Trump’s argument that the border wall serves a vital national defense purpose does not change the fact that Congress would have to be involved to “reprogram” the Pentagon dollars, budget experts said.

“They would have to get both the authorization and the appropriation from Congress,” Cancian said. “They could go with what’s called a reprogramming, but then the Congress still has to approve it. No matter how you do it, you have to get both of those pieces, which is why it’s so difficult.”

“It just is really a question of congressional jurisdiction,” said Adams. “Your armed services committees are not going to open the floodgates to general transfers of money out of their jurisdiction to somebody else’s jurisdiction. The defense appropriations committees are no more enthusiastic than the authorizers about giving the executive branch the authority to just will-you nill-you throw money in one direction or another.

“Budgets don’t work that way. You can’t slop money from one purpose of the US code to another title of the US code and just assume everything will blithely walk along.”

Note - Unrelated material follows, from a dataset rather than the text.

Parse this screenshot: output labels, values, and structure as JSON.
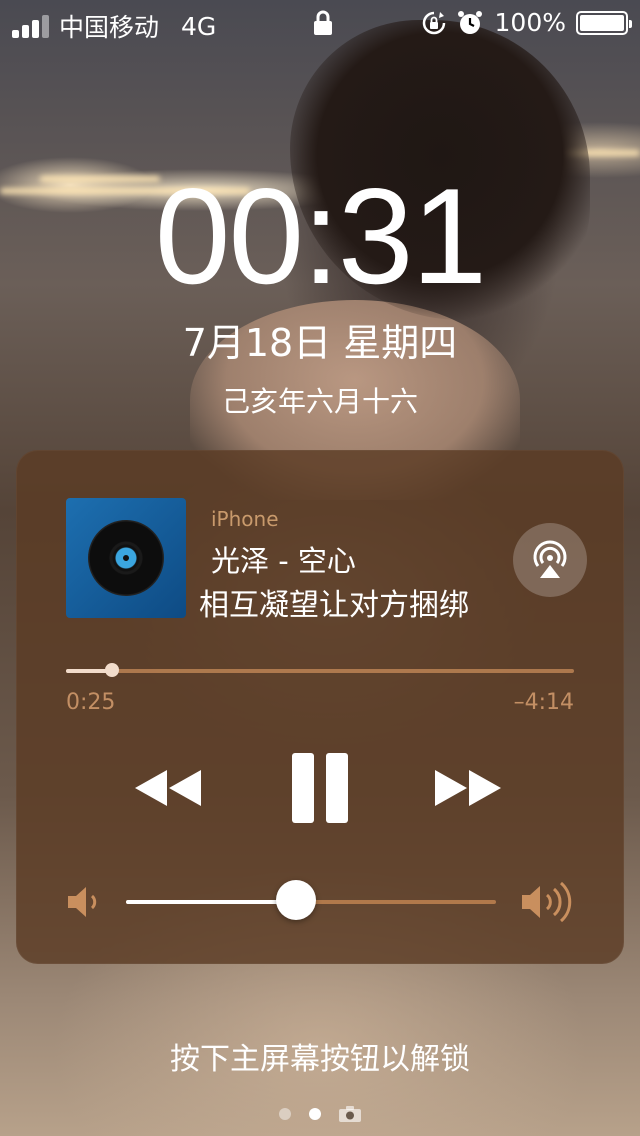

Donald Trump stands by US-Mexico border wall prototypes near San Diego, California. Congress approved no funds for these designs to be built in its latest budget.
Donald Trump stands by border wall prototypes near San Diego, California. Congress approved no funds for these designs to be built in its latest budget. Photograph: Kevin Lamarque/Reuters

Trump approached the House speaker, Paul Ryan, this month about paying for the border wall using military funds, but Ryan was noncommittal, the Washington Post reported.

The financial deal recently agreed by Congress and signed by Trump budgets $700bn for the military in 2018, rising to $716bn next year.

As Trump has publicly lamented, the deal included only $1.6bn for border defense, a fraction of the $25bn Trump had argued for, a figure in line with what the Department of Homeland Security estimates the wall would cost.

To add insult to injury, this $1.6bn is not authorized to be used on the imposing concrete wall prototypes Trump recently viewed in California, since the bill specifies that the money should only be used for 14 miles of “secondary fencing” near San Diego and 25 miles of “primary pedestrian levee fencing” and “primary pedestrian fencing” in the Rio Grande Valley, and is only available for designs “deployed” before this year, “such as currently deployed steel bollard designs”.

In any case, the Department of Homeland Security, which is responsible for border security, and not the defense department, was the logical home for any wall spending, budget experts said.

Trump’s plan has been criticized as a waste of money.

“The problem that he has is political,” said Adams of Trump. “The House and the Senate have made amply clear in the last two legislative sessions that they’re not really interested in dumping $25bn of funding into the president’s wall.”